I bet there will be a flurry of questions waiting for cardiologists on Monday, mine included. Am I one of the “relatively healthy” patients to which this warning doesn’t apply? Or am I part of the 60% who should be worried? My cardiologist does have me on Plavix for a year, I’m on Coumadin right now to prevent clots but I think I’ll be going off that shortly. Or will I?

4 comments

  • I’ll preface this by repeating that I’m married to an RN, an RN with 30+ years in the field. Here’s his point of view.

    You are alive, I’ll say it again, you are alive. Alive because Dr’s were able to correct damaged blood vessels near or in your heart. Heart surgery, any surgery carries with it risks. But what ever those risks are, it still better than being dead.

    Yes stints carry with them some risk (even unmedicated stints) but that risk pales in comparison to not getting treatment. Even if the stints only give you ten additional years, how many years do you think you would have had without them?

    You got a second chance, make the most of it.

    (I couldn’t agree with him more.)

  • I hope you’re getting off the Coumadin soon, I know an elderly person on that and it’s almost more than a curse than a cure. If they stub their toe or God forbid, get in some type of accident the resulting bruise can be quite disastrous- due to the lack of blood clotting. Gosh, I hate to spook you even more, but what good is a Gene without all the fretting.

  • Oh, man.
    Tim, while that may seem like the attitude one should have, it just makes me more depressed — because the upshot of all that is that here I am at 40, living on borrowed time. Not very uplifting.
    And Kirk, you have no idea — for the last 5 months, I have been covered in ugly dark bruises, I look like I have been in a serious car wreck or was beaten up. And I find bruises in the oddest places, prompting me to wonder just WHAT was I DOING to get a bruise there? Today, I have a big bruise and a knot on the back of my right hand. It looks like I was hammering a nail and hit my hand instead. Where it came from, I have no idea.
    Still, this is better than when I was taking Lovanox back in August, which required twice-daily injections and left my entire torso with huge black bruises.
    The heart attack was nothing compared to the recovery.

  • It all boils down to attitude.

    At age 38 my brother was suffering from a serious bout of Hep C which was destroying his liver. After a grave discussion with his Dr ( I was there) he said, “You make it sound like I won’t hit forty” The Dr replied “Forty? Quit dreaming, I’m hoping we can keep you alive till Saturday”

    My brother all 92 lbs of him, his skin a yellowish orange wept in my arms for what seemed like hours. The next day he started a high dose of Interferon Alpha 2B a hellish drug with very nasty side effects. He did that for a year. Then off the drug for a year, then back on again for another year.
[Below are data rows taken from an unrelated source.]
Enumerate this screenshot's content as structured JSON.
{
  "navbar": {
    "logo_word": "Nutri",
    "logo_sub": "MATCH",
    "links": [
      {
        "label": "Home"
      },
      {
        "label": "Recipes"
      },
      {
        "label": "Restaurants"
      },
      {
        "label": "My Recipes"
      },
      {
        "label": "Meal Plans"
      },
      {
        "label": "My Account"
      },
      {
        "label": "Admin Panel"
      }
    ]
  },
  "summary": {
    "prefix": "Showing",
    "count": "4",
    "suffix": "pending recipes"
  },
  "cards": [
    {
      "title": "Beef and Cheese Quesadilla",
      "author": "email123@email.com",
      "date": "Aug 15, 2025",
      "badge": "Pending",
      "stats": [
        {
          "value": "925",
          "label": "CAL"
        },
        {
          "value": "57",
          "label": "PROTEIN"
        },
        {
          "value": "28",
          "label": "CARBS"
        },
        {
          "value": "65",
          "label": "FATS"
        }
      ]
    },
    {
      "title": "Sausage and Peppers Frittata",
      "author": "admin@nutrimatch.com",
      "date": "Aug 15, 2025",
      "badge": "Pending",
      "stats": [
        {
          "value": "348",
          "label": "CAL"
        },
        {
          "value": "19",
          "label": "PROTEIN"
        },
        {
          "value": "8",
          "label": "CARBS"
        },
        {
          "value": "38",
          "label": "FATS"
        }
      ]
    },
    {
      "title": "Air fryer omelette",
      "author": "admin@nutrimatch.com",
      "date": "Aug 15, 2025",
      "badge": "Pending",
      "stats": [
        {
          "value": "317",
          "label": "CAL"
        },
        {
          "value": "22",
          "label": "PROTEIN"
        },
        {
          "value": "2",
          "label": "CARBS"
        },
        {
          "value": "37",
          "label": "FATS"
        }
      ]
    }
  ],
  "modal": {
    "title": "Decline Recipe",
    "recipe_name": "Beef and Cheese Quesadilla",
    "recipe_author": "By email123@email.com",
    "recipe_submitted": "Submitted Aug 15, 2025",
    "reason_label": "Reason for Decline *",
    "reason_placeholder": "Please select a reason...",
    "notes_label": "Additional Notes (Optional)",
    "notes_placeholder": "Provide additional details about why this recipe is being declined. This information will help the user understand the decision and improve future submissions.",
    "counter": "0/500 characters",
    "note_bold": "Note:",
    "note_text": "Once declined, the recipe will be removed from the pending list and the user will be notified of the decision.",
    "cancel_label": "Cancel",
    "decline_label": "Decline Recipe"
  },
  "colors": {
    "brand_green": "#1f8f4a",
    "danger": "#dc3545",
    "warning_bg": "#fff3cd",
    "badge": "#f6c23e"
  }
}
    His motivating factor was his wanting to see his young son graduate from High School. This spring he saw his son graduate from college with a degree in Criminal Law.

    If you ask him if he’s living on ‘borrowed time’ he’ll laugh and say “Hell no, I was issued a new life and I’m making the most of it”

    My older brother Les is now 62 and still going strong. Not bad for someone that had no chance to hit 40.